Looking at that cake has made Cal hungry. He finds a café and gets himself a slice of apple pie and more coffee, to pass the time till his laundry is ready. While he finishes the coffee, he gets his notebook out of his jacket pocket and turns to a fresh page.
He tosses around the possibility that Brendan was setting himself up as a source of stolen farm equipment, boosted P.J.’s stuff, got spooked and gave it back when he found out the cops had been called in, and skipped town to avoid the fallout or was run out, like the cat-killing Mannion kid. It doesn’t sit quite right—anyone with half a brain would have expected police, and Brendan is or was no dummy—but maybe he didn’t think the theft would be noticed so soon. Caroline said he didn’t take people’s reactions into account.
He writes: Farm equipment 3/16. What was stolen? Was it recovered?
The other thing hanging around the edges of his mind is the thought of those dead sheep. Mart isn’t sitting up in those woods on the off chance. He has some reason for thinking P.J.’s sheep are next.
Cal draws himself a quick sketch of Ardnakelty townland, with help from internet maps. He marks in Mart’s land, P.J.’s and Bobby Feeney’s; he doesn’t know where Francie Gannon’s is exactly, but “beside the village” gives him a rough idea. Then he marks in all the other sheep farms he knows about.
Geographically, those four have nothing to single them out from the rest. They’re not the nearest ones to the mountains or a wood where some creature might stay hidden, not all close together, not the nearest to the main road for a quick getaway. There’s no reason, at least none that Cal can see, why they would be an obvious set of targets for either man or beast.
He writes: Francie/Bobby/Mart/P.J. Links? Related? Beef w Brendan? W anyone?
He can think of one person who had beef with Mart, anyway, not long before Mart’s sheep got killed. He writes: W Donie McG?
The last of the coffee has got cold. Cal buys his groceries, including Mart’s cookies and a three-pack of socks, picks up his laundry, and heads out of town.
The road up into the mountains feels different in a car, rockier and less welcoming, like it’s biding its time to puncture Cal’s tire or send him sideslipping into a patch of bog.

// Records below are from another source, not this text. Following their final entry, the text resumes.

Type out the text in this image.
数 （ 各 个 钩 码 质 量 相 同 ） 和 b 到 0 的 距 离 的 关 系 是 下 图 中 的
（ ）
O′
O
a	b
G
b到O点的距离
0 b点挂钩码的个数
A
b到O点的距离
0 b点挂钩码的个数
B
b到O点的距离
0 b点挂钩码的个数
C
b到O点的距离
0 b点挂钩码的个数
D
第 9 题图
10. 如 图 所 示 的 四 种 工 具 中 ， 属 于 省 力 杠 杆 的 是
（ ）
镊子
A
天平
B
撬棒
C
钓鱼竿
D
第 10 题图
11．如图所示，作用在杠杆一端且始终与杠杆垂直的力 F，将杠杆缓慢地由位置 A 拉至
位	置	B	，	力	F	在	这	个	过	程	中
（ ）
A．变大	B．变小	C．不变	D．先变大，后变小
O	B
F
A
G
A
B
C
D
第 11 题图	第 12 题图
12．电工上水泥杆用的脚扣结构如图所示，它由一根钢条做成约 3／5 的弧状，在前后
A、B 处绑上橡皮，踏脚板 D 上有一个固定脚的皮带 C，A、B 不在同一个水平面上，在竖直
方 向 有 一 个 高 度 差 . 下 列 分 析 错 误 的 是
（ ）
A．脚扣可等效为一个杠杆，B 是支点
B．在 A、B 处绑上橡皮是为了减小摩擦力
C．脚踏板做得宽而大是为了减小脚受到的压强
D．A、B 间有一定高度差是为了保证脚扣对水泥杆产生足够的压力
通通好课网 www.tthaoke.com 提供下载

He parks outside the Reddys’ gate. There’s no shoulder, but he’s not too worried that another car will need to get by.
This time the Reddys’ yard is empty. The breeze nips at his neck, and the ropes hanging from the climbing structure sway restlessly. The front windows of the house are blank and dark, but as Cal crosses the yard, he feels watched. He slows down, letting them get a good look.